There is a very valid argument to be made that BLOCKERS is really about the parents, which is true to a degree, seeing as much of the laugh out loud humor on display (and this movie is very funny) is at the expense of these pathetically clueless adults trying to infiltrate their way into their daughters' prom night lives to ensure that they, rather ironically, don't embarrass and debase themselves.  The night sees Lisa, Mitchell, and Hunter trek to the prom at the school that later spills over to a hotel and house party, the latter of which shows the increasingly desperate Mitchell - in a brave effort to fit and blend in with the other teens as to not break his cover as a parent - chug massive quantities of beer...via a body cavity that is at the polar opposite end of his mouth.  This nasty little moment demonstrates (a) Cena's commendable willingness to throw vanity out the door and do anything to secure a laugh and (b) just how far these guardians will go to prevent what they feel is a disastrous decision for their daughters.  It also ends with one of the funniest lines I've heard in a comedy in a long time from Mitchell, during which time Hunter questions his dedication to their cause: "Hey, I'm an team player!  I just chugged a 40 through my asshole!" 

BLOCKERS has other moments of scatological shenanigans sprinkled throughout (to its detriment, there are times when it does lose a bit of sight on the core thrust of its story in an effort to one up each new bawdy moment to the next shocking extreme), but Cannon's film is smarter and more thoughtful than most in the sense that it credibly navigates the whirlwind of emotions that both its teen and adult characters go through in their relationships with one another.  There are individual moments between these respective characters that feel heartfelt and real, and Cannon especially seems to really understand how young girls, for example, talk and interact with one another.  BLOCKERS, unlike so many other contemporary comedies, isn't solely invested in being tastelessly vulgar (even though it earns its R rating).  It authentically deals with nagging parental worry and how that can be a destructive force as well as showing its teens girls not as victims and/or trophies of the sexual pursuits of boys.  This is driven home in a wonderfully meta scene in the film where Kayla's sharp witted and liberal minded mother (Sarayu Blue) gives an acid tongued speech about the unequal sexual politics that exists between boys and girls: When boys lose their virginity it's a proud and manly accomplishment, but when girls do they're either deemed as sluts or used props to facilitate the boy's needs.   BLOCKERS makes a socially conscious effort to go against the gender grain that has been so firmly entrenched by the male dominated films that have come before it. 

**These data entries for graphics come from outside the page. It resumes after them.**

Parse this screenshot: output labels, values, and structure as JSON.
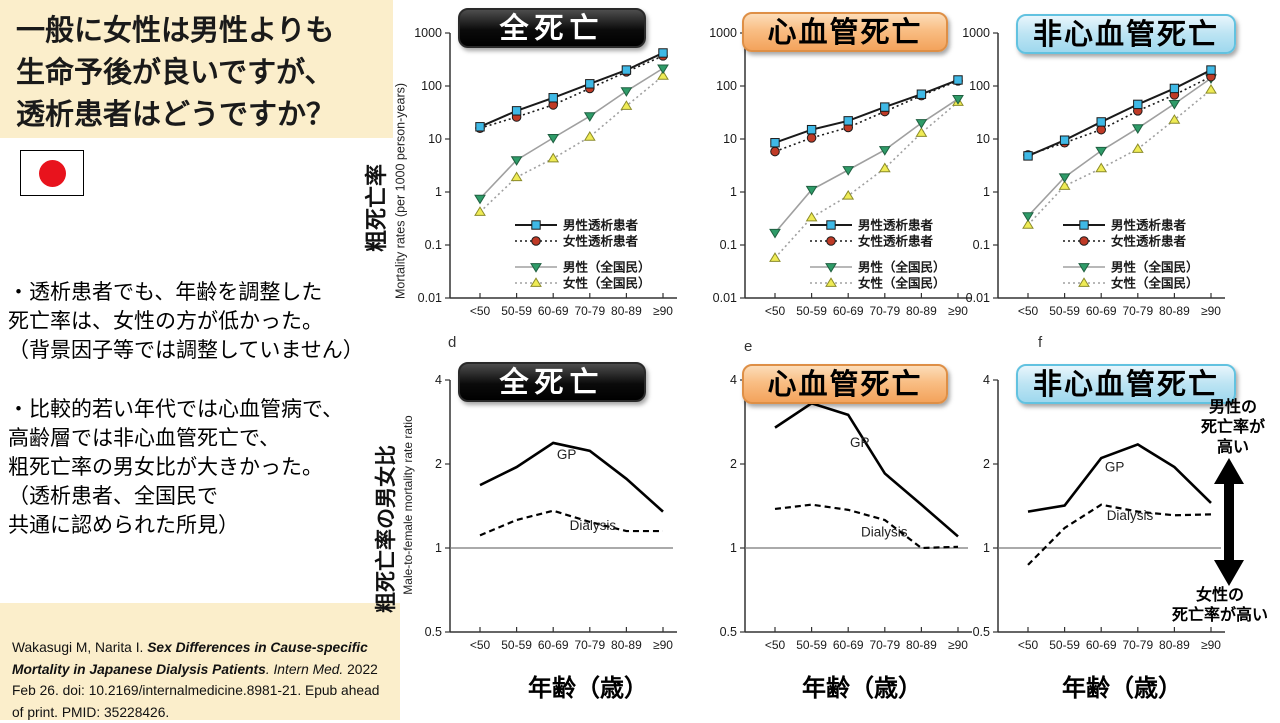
{
  "slide": {
    "title_lines": [
      "一般に女性は男性よりも",
      "生命予後が良いですが、",
      "透析患者はどうですか？"
    ],
    "flag": "japan-flag",
    "notes_block1": {
      "l1": "・透析患者でも、年齢を調整した",
      "l2": "死亡率は、女性の方が低かった。",
      "l3": "（背景因子等では調整していません）"
    },
    "notes_block2": {
      "l1": "・比較的若い年代では心血管病で、",
      "l2": "高齢層では非心血管死亡で、",
      "l3": "粗死亡率の男女比が大きかった。",
      "l4": "（透析患者、全国民で",
      "l5": "共通に認められた所見）"
    },
    "citation": {
      "pre": "Wakasugi M, Narita I. ",
      "title": "Sex Differences in Cause-specific Mortality in Japanese Dialysis Patients",
      "journal": ". Intern Med.",
      "tail": " 2022 Feb 26. doi: 10.2169/internalmedicine.8981-21. Epub ahead of print. PMID: 35228426."
    }
  },
  "axis": {
    "categories": [
      "<50",
      "50-59",
      "60-69",
      "70-79",
      "80-89",
      "≥90"
    ],
    "x_label": "年齢（歳）",
    "top_y_ticks": [
      "1000",
      "100",
      "10",
      "1",
      "0.1",
      "0.01"
    ],
    "bottom_y_ticks": [
      "4",
      "2",
      "1",
      "0.5"
    ],
    "top_y_label_jp": "粗死亡率",
    "top_y_label_en": "Mortality rates (per 1000 person-years)",
    "bottom_y_label_jp": "粗死亡率の男女比",
    "bottom_y_label_en": "Male-to-female mortality rate ratio"
  },
  "annotation": {
    "top_l1": "男性の",
    "top_l2": "死亡率が",
    "top_l3": "高い",
    "bottom_l1": "女性の",
    "bottom_l2": "死亡率が高い"
  },
  "colors": {
    "cream_bg": "#FBEECB",
    "flag_red": "#E8131D",
    "badge_black": "#111111",
    "badge_orange": "#F9BE84",
    "badge_blue": "#BCE4F3",
    "male_dialysis_marker": "#3FB9E6",
    "female_dialysis_marker": "#BF3A26",
    "male_gp_marker": "#2E9B68",
    "female_gp_marker": "#EFEB55",
    "gray_line": "#A0A0A0",
    "black_line": "#1A1A1A"
  },
  "chart_data": [
    {
      "id": "a",
      "type": "line",
      "row": "top",
      "yscale": "log10",
      "title": "全死亡",
      "badge_style": "black",
      "ylim": [
        0.01,
        1000
      ],
      "legend": true,
      "categories": [
        "<50",
        "50-59",
        "60-69",
        "70-79",
        "80-89",
        "≥90"
      ],
      "series": [
        {
          "name": "男性透析患者",
          "marker": "square",
          "color": "#3FB9E6",
          "edge": "#1A1A1A",
          "line": "solid-black",
          "values": [
            17,
            34,
            60,
            110,
            200,
            420
          ]
        },
        {
          "name": "女性透析患者",
          "marker": "circle",
          "color": "#BF3A26",
          "edge": "#1A1A1A",
          "line": "dotted-black",
          "values": [
            16,
            26,
            44,
            90,
            185,
            370
          ]
        },
        {
          "name": "男性（全国民）",
          "marker": "triangle-down",
          "color": "#2E9B68",
          "edge": "#1F5F40",
          "line": "solid-gray",
          "values": [
            0.75,
            4.0,
            10.5,
            27,
            80,
            215
          ]
        },
        {
          "name": "女性（全国民）",
          "marker": "triangle-up",
          "color": "#EFEB55",
          "edge": "#8B8B2A",
          "line": "dotted-gray",
          "values": [
            0.42,
            1.9,
            4.3,
            11,
            42,
            155
          ]
        }
      ]
    },
    {
      "id": "b",
      "type": "line",
      "row": "top",
      "yscale": "log10",
      "title": "心血管死亡",
      "badge_style": "orange",
      "ylim": [
        0.01,
        1000
      ],
      "legend": true,
      "categories": [
        "<50",
        "50-59",
        "60-69",
        "70-79",
        "80-89",
        "≥90"
      ],
      "series": [
        {
          "name": "男性透析患者",
          "marker": "square",
          "color": "#3FB9E6",
          "edge": "#1A1A1A",
          "line": "solid-black",
          "values": [
            8.5,
            15,
            22,
            40,
            70,
            130
          ]
        },
        {
          "name": "女性透析患者",
          "marker": "circle",
          "color": "#BF3A26",
          "edge": "#1A1A1A",
          "line": "dotted-black",
          "values": [
            5.8,
            10.5,
            16.5,
            33,
            66,
            125
          ]
        },
        {
          "name": "男性（全国民）",
          "marker": "triangle-down",
          "color": "#2E9B68",
          "edge": "#1F5F40",
          "line": "solid-gray",
          "values": [
            0.17,
            1.1,
            2.6,
            6.2,
            20,
            57
          ]
        },
        {
          "name": "女性（全国民）",
          "marker": "triangle-up",
          "color": "#EFEB55",
          "edge": "#8B8B2A",
          "line": "dotted-gray",
          "values": [
            0.057,
            0.33,
            0.85,
            2.8,
            13,
            50
          ]
        }
      ]
    },
    {
      "id": "c",
      "type": "line",
      "row": "top",
      "yscale": "log10",
      "title": "非心血管死亡",
      "badge_style": "blue",
      "ylim": [
        0.01,
        1000
      ],
      "legend": true,
      "categories": [
        "<50",
        "50-59",
        "60-69",
        "70-79",
        "80-89",
        "≥90"
      ],
      "series": [
        {
          "name": "男性透析患者",
          "marker": "square",
          "color": "#3FB9E6",
          "edge": "#1A1A1A",
          "line": "solid-black",
          "values": [
            4.8,
            9.5,
            21,
            45,
            90,
            200
          ]
        },
        {
          "name": "女性透析患者",
          "marker": "circle",
          "color": "#BF3A26",
          "edge": "#1A1A1A",
          "line": "dotted-black",
          "values": [
            5.0,
            8.5,
            15,
            34,
            68,
            150
          ]
        },
        {
          "name": "男性（全国民）",
          "marker": "triangle-down",
          "color": "#2E9B68",
          "edge": "#1F5F40",
          "line": "solid-gray",
          "values": [
            0.35,
            1.9,
            6.0,
            16,
            46,
            140
          ]
        },
        {
          "name": "女性（全国民）",
          "marker": "triangle-up",
          "color": "#EFEB55",
          "edge": "#8B8B2A",
          "line": "dotted-gray",
          "values": [
            0.24,
            1.3,
            2.8,
            6.5,
            23,
            85
          ]
        }
      ]
    },
    {
      "id": "d",
      "panel": "d",
      "type": "line",
      "row": "bottom",
      "yscale": "log2",
      "title": "全死亡",
      "badge_style": "black",
      "ylim": [
        0.5,
        4
      ],
      "ref_line": 1,
      "x_label": "年齢（歳）",
      "categories": [
        "<50",
        "50-59",
        "60-69",
        "70-79",
        "80-89",
        "≥90"
      ],
      "series": [
        {
          "name": "GP",
          "line": "solid-black-thick",
          "values": [
            1.68,
            1.95,
            2.38,
            2.23,
            1.77,
            1.35
          ],
          "label_pos": {
            "xi": 2.1,
            "v": 2.08
          }
        },
        {
          "name": "Dialysis",
          "line": "dashed-black",
          "values": [
            1.11,
            1.26,
            1.36,
            1.24,
            1.15,
            1.15
          ],
          "label_pos": {
            "xi": 2.45,
            "v": 1.16
          }
        }
      ]
    },
    {
      "id": "e",
      "panel": "e",
      "type": "line",
      "row": "bottom",
      "yscale": "log2",
      "title": "心血管死亡",
      "badge_style": "orange",
      "ylim": [
        0.5,
        4
      ],
      "ref_line": 1,
      "x_label": "年齢（歳）",
      "categories": [
        "<50",
        "50-59",
        "60-69",
        "70-79",
        "80-89",
        "≥90"
      ],
      "series": [
        {
          "name": "GP",
          "line": "solid-black-thick",
          "values": [
            2.7,
            3.3,
            3.0,
            1.85,
            1.43,
            1.1
          ],
          "label_pos": {
            "xi": 2.05,
            "v": 2.3
          }
        },
        {
          "name": "Dialysis",
          "line": "dashed-black",
          "values": [
            1.38,
            1.43,
            1.37,
            1.26,
            1.0,
            1.01
          ],
          "label_pos": {
            "xi": 2.35,
            "v": 1.1
          }
        }
      ]
    },
    {
      "id": "f",
      "panel": "f",
      "type": "line",
      "row": "bottom",
      "yscale": "log2",
      "title": "非心血管死亡",
      "badge_style": "blue",
      "ylim": [
        0.5,
        4
      ],
      "ref_line": 1,
      "x_label": "年齢（歳）",
      "categories": [
        "<50",
        "50-59",
        "60-69",
        "70-79",
        "80-89",
        "≥90"
      ],
      "series": [
        {
          "name": "GP",
          "line": "solid-black-thick",
          "values": [
            1.35,
            1.42,
            2.1,
            2.35,
            1.95,
            1.45
          ],
          "label_pos": {
            "xi": 2.1,
            "v": 1.88
          }
        },
        {
          "name": "Dialysis",
          "line": "dashed-black",
          "values": [
            0.87,
            1.18,
            1.43,
            1.35,
            1.31,
            1.32
          ],
          "label_pos": {
            "xi": 2.15,
            "v": 1.26
          }
        }
      ]
    }
  ]
}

Of course, BLOCKERS is still a comedy that has jokes about dicks, projectile vomit, and, let's not forget, "ass chugging."  Even with the most welcoming gender swapping of this browbeaten genre, the film proves that even comedies with girls substituted in for boys are just as capable of being predictably and sometimes numbingly crass.  Yet, Cannon, as mentioned, isn't strictly compelled in making another gross out comedy, but rather one that treats all of its characters with respect and compassion and democratically allows for us to understand what makes them all tick.  BLOCKERS is reliably and steadily amusing throughout, no doubt, but it also has something genuine to say about the pains of young adults becoming adults and the plaguing anxieties of parents that can't seem to let go.  It's a very rare thing to see a high school teen sex comedy that's done with reasonable amounts of intelligence and empathy...and all while being able to shoehorn in moments involving John Cena getting a tube and funnel shoved up his derrière.